I take codeine for a broken sternum, it will never mend. I take it only when I'm in pain but have taken it for 20+ years. I'll get to the point. My mate hurt her back and asked for a tablet (30mg). I gave her one. She was asleep in about an hour. I routinely have 2 or 3 at a time and it affects me not at all. It's the same thing - tolerance.
I come from a wider family who are ex-drinkers but they are alcoholics and their continued sobriety is down to never drinking again - and coping with that realisation. When they were drinking, they scared me and it imprinted, hence my being teetotal now.
This lockdown shit, I absolutely understand that this is your pleasure and your coping mechanism right now.
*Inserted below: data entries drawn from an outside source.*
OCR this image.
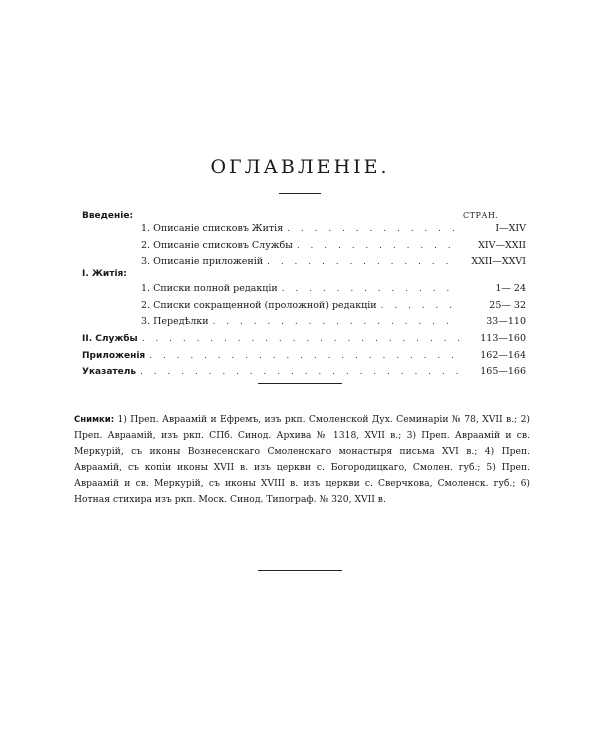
ОГЛАВЛЕНІЕ.
СТРАН.
Введеніе:
1. Описаніе списковъ Житія . . .	I—XIV
2. Описаніе списковъ Службы . . .	XIV—XXII
3. Описаніе приложеній . . .	XXII—XXVI
I. Житія:
1. Списки полной редакціи . . .	1— 24
2. Списки сокращенной (проложной) редакціи . . .	25— 32
3. Передѣлки . . .	33—110
II. Службы . . .	113—160
Приложенія . . .	162—164
Указатель . . .	165—166
Снимки: 1) Преп. Авраамій и Ефремъ, изъ ркп. Смоленской Дух. Семинаріи № 78, XVII в.; 2) Преп. Авраамій, изъ ркп. СПб. Синод. Архива № 1318, XVII в.; 3) Преп. Авраамій и св. Меркурій, съ иконы Вознесенскаго Смоленскаго монастыря письма XVI в.; 4) Преп. Авраамій, съ копіи иконы XVII в. изъ церкви с. Богородицкаго, Смолен. губ.; 5) Преп. Авраамій и св. Меркурій, съ иконы XVIII в. изъ церкви с. Сверчкова, Смоленск. губ.; 6) Нотная стихира изъ ркп. Моск. Синод. Типограф. № 320, XVII в.
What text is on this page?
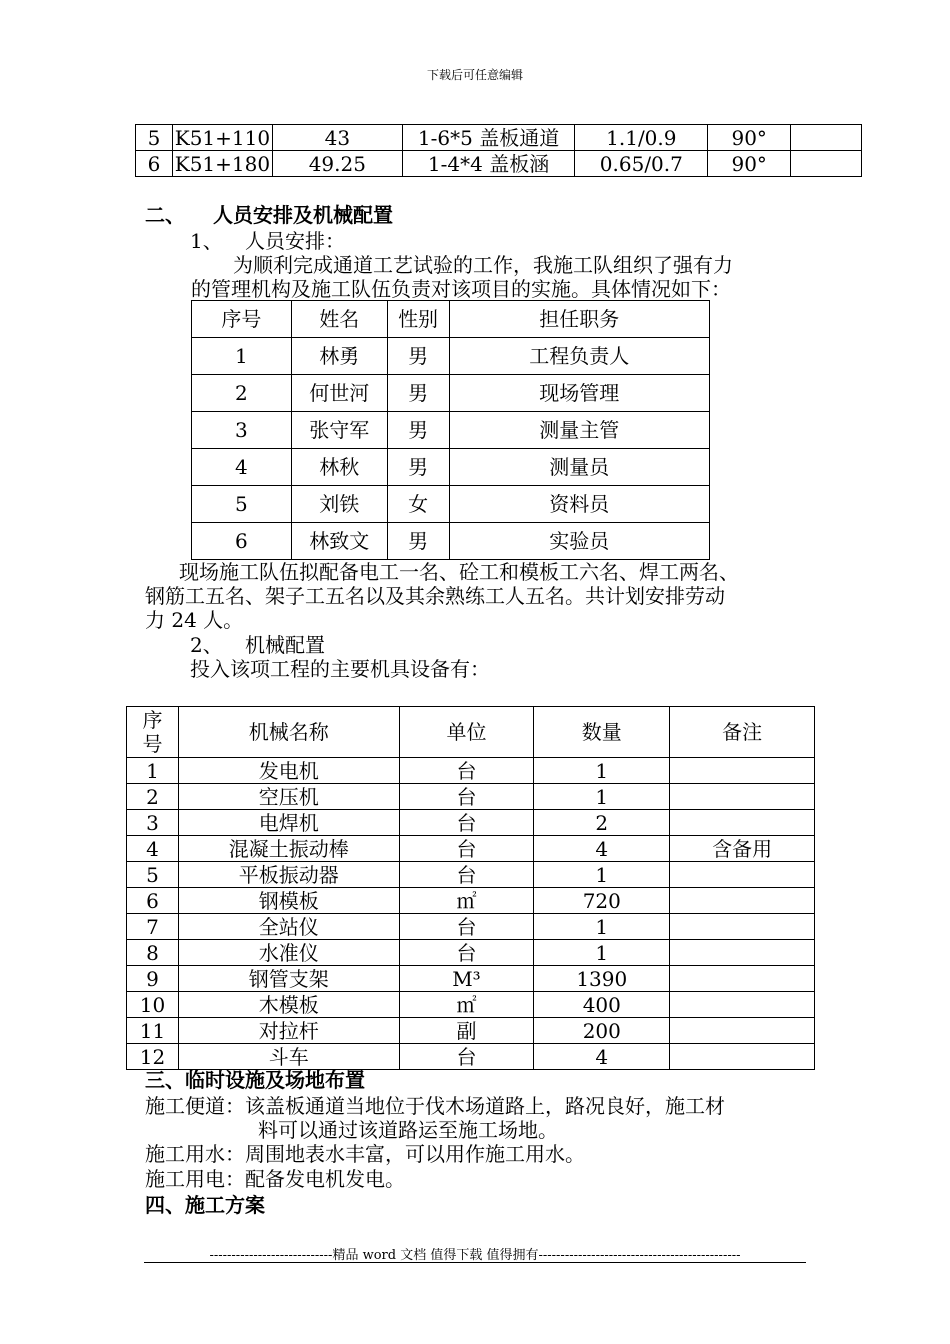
下载后可任意编辑
5	K51+110	43	1-6*5 盖板通道	1.1/0.9	90°	
6	K51+180	49.25	1-4*4 盖板涵	0.65/0.7	90°	
二、 人员安排及机械配置
1、 人员安排：
为顺利完成通道工艺试验的工作，我施工队组织了强有力
的管理机构及施工队伍负责对该项目的实施。具体情况如下：
序号	姓名	性别	担任职务
1	林勇	男	工程负责人
2	何世河	男	现场管理
3	张守军	男	测量主管
4	林秋	男	测量员
5	刘铁	女	资料员
6	林致文	男	实验员
现场施工队伍拟配备电工一名、砼工和模板工六名、焊工两名、
钢筋工五名、架子工五名以及其余熟练工人五名。共计划安排劳动
力 24 人。
2、 机械配置
投入该项工程的主要机具设备有：
序
号	机械名称	单位	数量	备注
1	发电机	台	1	
2	空压机	台	1	
3	电焊机	台	2	
4	混凝土振动棒	台	4	含备用
5	平板振动器	台	1	
6	钢模板	㎡	720	
7	全站仪	台	1	
8	水准仪	台	1	
9	钢管支架	M³	1390	
10	木模板	㎡	400	
11	对拉杆	副	200	
12	斗车	台	4	
三、临时设施及场地布置
施工便道：该盖板通道当地位于伐木场道路上，路况良好，施工材
料可以通过该道路运至施工场地。
施工用水：周围地表水丰富，可以用作施工用水。
施工用电：配备发电机发电。
四、施工方案
----------------------------精品 word 文档 值得下载 值得拥有----------------------------------------------
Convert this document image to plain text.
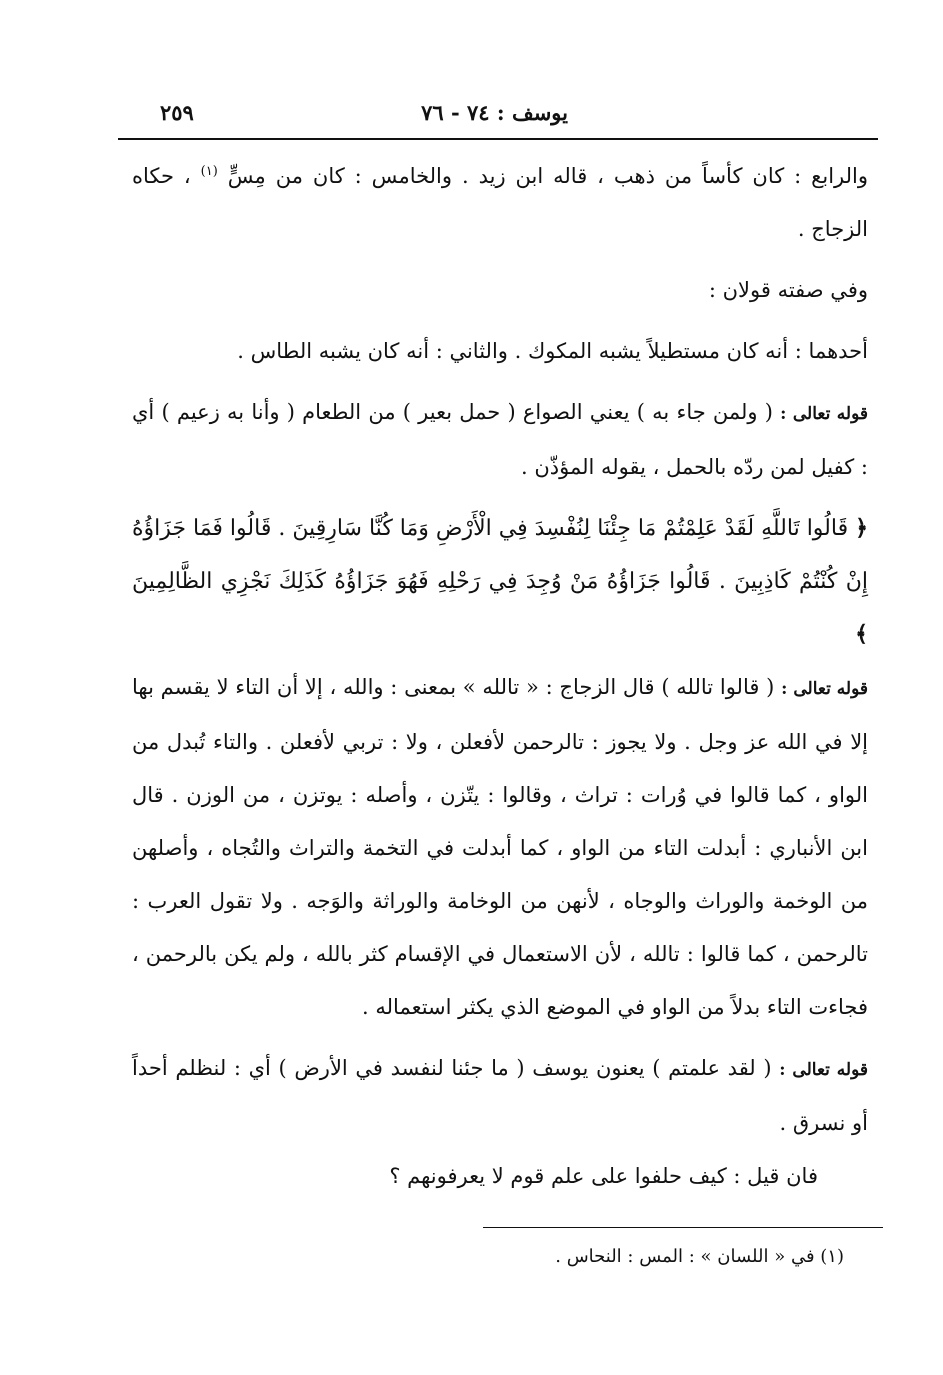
يوسف : ٧٤ - ٧٦
٢٥٩

والرابع : كان كأساً من ذهب ، قاله ابن زيد . والخامس : كان من مِسٍّ $^{(١)}$ ، حكاه الزجاج .

وفي صفته قولان :

أحدهما : أنه كان مستطيلاً يشبه المكوك . والثاني : أنه كان يشبه الطاس .

قوله تعالى : ( ولمن جاء به ) يعني الصواع ( حمل بعير ) من الطعام ( وأنا به زعيم ) أي : كفيل لمن ردّه بالحمل ، يقوله المؤذّن .

﴿ قَالُوا تَاللَّهِ لَقَدْ عَلِمْتُمْ مَا جِئْنَا لِنُفْسِدَ فِي الْأَرْضِ وَمَا كُنَّا سَارِقِينَ . قَالُوا فَمَا جَزَاؤُهُ إِنْ كُنْتُمْ كَاذِبِينَ . قَالُوا جَزَاؤُهُ مَنْ وُجِدَ فِي رَحْلِهِ فَهُوَ جَزَاؤُهُ كَذَلِكَ نَجْزِي الظَّالِمِينَ ﴾

قوله تعالى : ( قالوا تالله ) قال الزجاج : « تالله » بمعنى : والله ، إلا أن التاء لا يقسم بها إلا في الله عز وجل . ولا يجوز : تالرحمن لأفعلن ، ولا : تربي لأفعلن . والتاء تُبدل من الواو ، كما قالوا في وُرات : تراث ، وقالوا : يتّزن ، وأصله : يوتزن ، من الوزن . قال ابن الأنباري : أبدلت التاء من الواو ، كما أبدلت في التخمة والتراث والتُجاه ، وأصلهن من الوخمة والوراث والوجاه ، لأنهن من الوخامة والوراثة والوَجه . ولا تقول العرب : تالرحمن ، كما قالوا : تالله ، لأن الاستعمال في الإقسام كثر بالله ، ولم يكن بالرحمن ، فجاءت التاء بدلاً من الواو في الموضع الذي يكثر استعماله .

قوله تعالى : ( لقد علمتم ) يعنون يوسف ( ما جئنا لنفسد في الأرض ) أي : لنظلم أحداً أو نسرق .

فان قيل : كيف حلفوا على علم قوم لا يعرفونهم ؟

(١) في « اللسان » : المس : النحاس .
Up and down the land people will be vowing to cut down on cakes and chocolate - and wine. The thing with cakes and chocolate is that cutting out sugar is tough but doable. Cutting down on alcohol is - from everything I've seen - extremely difficult and many people will be feeling fearful to the tune of, "What if I can't?".
I really do wish you well, I know what addiction is, I smoked for 20 years and am not a rabid anti-smoker. I just wish I'd never started at all and I'm glad I don't have ready access to the very heavy drugs because believe me, there are days when I think I just would want to go there.
Take care and get control because, 'sticking it to the government' is not what this is. It's a sop/lie that you'll tell yourself in order to continue and by the time you realise that you don't have control, that's the stuff of nightmares.